Hacker News new | ask | show | jobs
by bigtimegames 1871 days ago
Sure why not -- I mean redshift is a cluster of Postgres databases as well. What you don't get is scale -- so its fine for a small data warehouse (in which case is it really a data warehouse...)
1 comments

I am not sure I agree with the general idea that Postgres can't or even--albeit a bit less strongly--that it is hard to scale. Even in 2008 people were running petabyte-scale warehouses using Postgres:

https://www.toolbox.com/tech/data-management/blogs/2-petabyt...

Since 2008 improvements in parallel query execution (and numerous other improvements) in the core project plus the availability of forks/extensions which abstract and/or modify various bits for improving scalability (see Citus and Timescale) it's never been easier to scale Postgres to some truly staggering heights.

While I wouldn't want to speak in absolutes, there are very few applications where I think Postgres wouldn't be a viable choice as a data warehouse.

Emphasis on warehouse as I wouldn't want to suggest Postgres as an ideal candidate to be a data lake. The difference between them for me being whether or not the data is structured/processed. Similar in definition to this article:

https://medium.com/@distillerytech/data-warehouse-vs-data-la...

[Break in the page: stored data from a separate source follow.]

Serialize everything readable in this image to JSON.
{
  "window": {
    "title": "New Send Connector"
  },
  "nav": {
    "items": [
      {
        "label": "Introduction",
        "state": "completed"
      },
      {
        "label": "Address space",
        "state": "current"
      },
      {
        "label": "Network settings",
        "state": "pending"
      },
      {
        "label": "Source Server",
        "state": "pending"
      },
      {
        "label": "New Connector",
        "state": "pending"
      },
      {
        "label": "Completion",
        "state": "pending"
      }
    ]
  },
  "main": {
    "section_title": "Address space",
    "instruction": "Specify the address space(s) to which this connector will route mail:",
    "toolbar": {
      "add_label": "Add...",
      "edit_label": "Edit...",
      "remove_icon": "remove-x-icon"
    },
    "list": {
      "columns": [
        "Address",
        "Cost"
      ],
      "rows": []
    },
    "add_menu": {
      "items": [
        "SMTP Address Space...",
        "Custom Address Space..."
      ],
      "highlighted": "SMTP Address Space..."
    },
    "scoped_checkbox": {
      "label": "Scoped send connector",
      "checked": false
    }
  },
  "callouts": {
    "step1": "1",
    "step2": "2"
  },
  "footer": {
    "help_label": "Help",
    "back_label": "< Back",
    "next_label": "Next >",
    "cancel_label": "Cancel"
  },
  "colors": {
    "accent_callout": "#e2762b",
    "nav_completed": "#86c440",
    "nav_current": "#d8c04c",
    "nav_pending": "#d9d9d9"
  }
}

Personally, I have experience scaling core PostgreSQL (9.4) to handle ingestion of monitoring data for web servers to the tune of 2-3 terabytes a day. Not the grandest of scales, but enough to have seen a few bumps along the way...and, for what it's worth, I think it is surprisingly easy to scale.

I wouldn't want to sign up to scale Postgres to handle exabyte data loads, but single digit petabytes? Sure.

https://techcommunity.microsoft.com/t5/azure-database-for-po...

And at petabyte-scale, I personally think it qualifies as a data warehouse.